As night fell, he strolled through the base, his steps slow, his eyes moving across the familiar buildings, the familiar faces, the familiar rhythm of a place that had become home without his permission. The mission board caught his eye; the Vyper-hunting mission was gone, replaced by postings for longer voyages, more dangerous hunts, rewards that would have been beyond his reach even if he had been willing to leave.
He couldn't rely on Chaturanga as his only income forever. The game hall was a crutch, not a path.
He drifted towards the market area, which was more vibrant than the empty roads at this hour. Members had laid out carpets displaying their wares, illuminated by the yellow glow of lamps hanging from pillars that cast long shadows across the packed earth. The market offered daily necessities: weapons, herbs, and even—
Isn't that the same type of paper Shikshak Yaren used?
He stopped before a stall where thin, brownish sheets were stacked in neat piles, their surfaces blank, their edges rough. The one that became a fireball?
He browsed the stalls as the market began to wind down, members rolling up their carpets for the night, their voices fading into the darkness. He bought nothing. He could afford nothing.
With the market closing, Ashan returned to the training facilities.
The building was empty now, the sounds of practice replaced by the heavy silence of a place waiting for the morning.

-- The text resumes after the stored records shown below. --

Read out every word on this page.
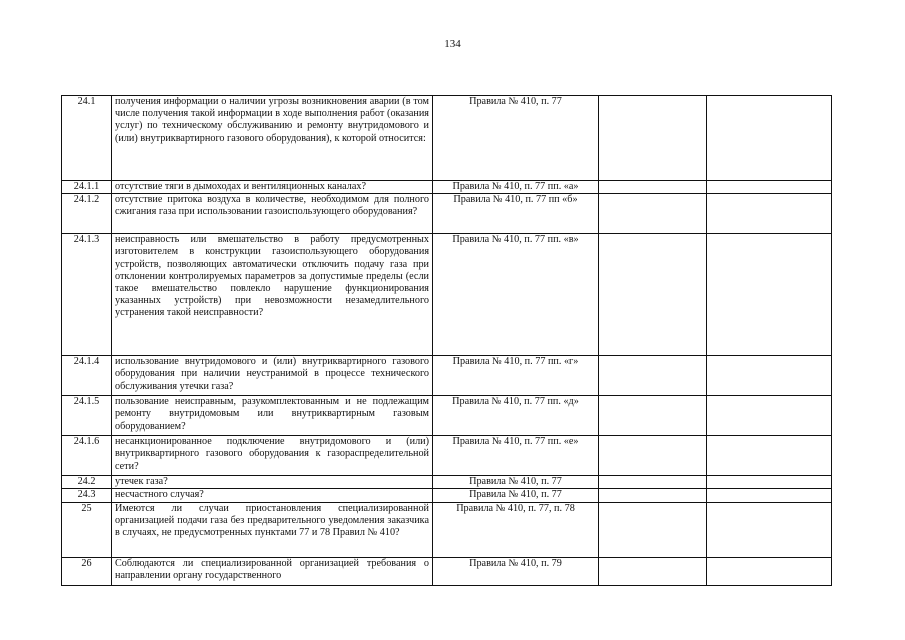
134
24.1	получения информации о наличии угрозы возникновения аварии (в том числе получения такой информации в ходе выполнения работ (оказания услуг) по техническому обслуживанию и ремонту внутридомового и (или) внутриквартирного газового оборудования), к которой относится:	Правила № 410, п. 77		
24.1.1	отсутствие тяги в дымоходах и вентиляционных каналах?	Правила № 410, п. 77 пп. «а»		
24.1.2	отсутствие притока воздуха в количестве, необходимом для полного сжигания газа при использовании газоиспользующего оборудования?	Правила № 410, п. 77 пп «б»		
24.1.3	неисправность или вмешательство в работу предусмотренных изготовителем в конструкции газоиспользующего оборудования устройств, позволяющих автоматически отключить подачу газа при отклонении контролируемых параметров за допустимые пределы (если такое вмешательство повлекло нарушение функционирования указанных устройств) при невозможности незамедлительного устранения такой неисправности?	Правила № 410, п. 77 пп. «в»		
24.1.4	использование внутридомового и (или) внутриквартирного газового оборудования при наличии неустранимой в процессе технического обслуживания утечки газа?	Правила № 410, п. 77 пп. «г»		
24.1.5	пользование неисправным, разукомплектованным и не подлежащим ремонту внутридомовым или внутриквартирным газовым оборудованием?	Правила № 410, п. 77 пп. «д»		
24.1.6	несанкционированное подключение внутридомового и (или) внутриквартирного газового оборудования к газораспределительной сети?	Правила № 410, п. 77 пп. «е»		
24.2	утечек газа?	Правила № 410, п. 77		
24.3	несчастного случая?	Правила № 410, п. 77		
25	Имеются ли случаи приостановления специализированной организацией подачи газа без предварительного уведомления заказчика в случаях, не предусмотренных пунктами 77 и 78 Правил № 410?	Правила № 410, п. 77, п. 78		
26	Соблюдаются ли специализированной организацией требования о направлении органу государственного	Правила № 410, п. 79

A single lamp burned at the counter, its light pooling around the old man who sat there, his head drooping, his breath slow and even.
"Who's there?!" The shout was drowsy, irritated, the shout of a man who had been woken from a sleep he had not meant to take.
"It's me." Ashan held out his identification badge and the required coins, his voice low, unhurried.
"Pretty odd time you've chosen!" the man grumbled, but his hand moved automatically, accepting the coins, waving Ashan toward the training floor. He dropped his head back onto the counter before Ashan had taken three steps, and was asleep before he had taken five.
Ashan lit a lamp near the target station, its light pooling around him, pushing back the darkness. The wooden puppet stood where it had always stood, its painted face frozen in an expression of patient endurance.
Now I can use my siddhi freely.
[Viksana: Analyse]
His eyes transformed into swirling whirlpools of grayish-white, the color deepening, intensifying, until the world beyond them was reduced to shadow and form, presence and absence, the flow of energy that moved through all things.
𝔇𝔞𝔷𝔥𝔦𝔯 𝔢𝔱𝔥𝔞𝔷 𝔳𝔞𝔩𝔤𝔞𝔯 𝔰𝔲𝔱𝔯𝔞𝔱𝔥!
[Combat Bolt]
He uttered the foul words of Ashurain, and his siddhi fed him information. It dissected everything—the subtle shift in resonance with each syllable, the precise moment Atmic Urja shaped itself into the form of a bolt, the trajectory, the impact, the dissipation. A stream of data flooded his mind as he continued to cast the mantra, each repetition adding to the map he was building, each failure showing him something he had not seen before.
Well. He let the thought surface, cold and satisfied. This isn't putting too much strain on me.
He cast again. And again. And again.
The lamp burned low. The shadows deepened. And in the silence of the empty training hall, a boy stood alone with his power, learning to see the shape of things that others could not even name.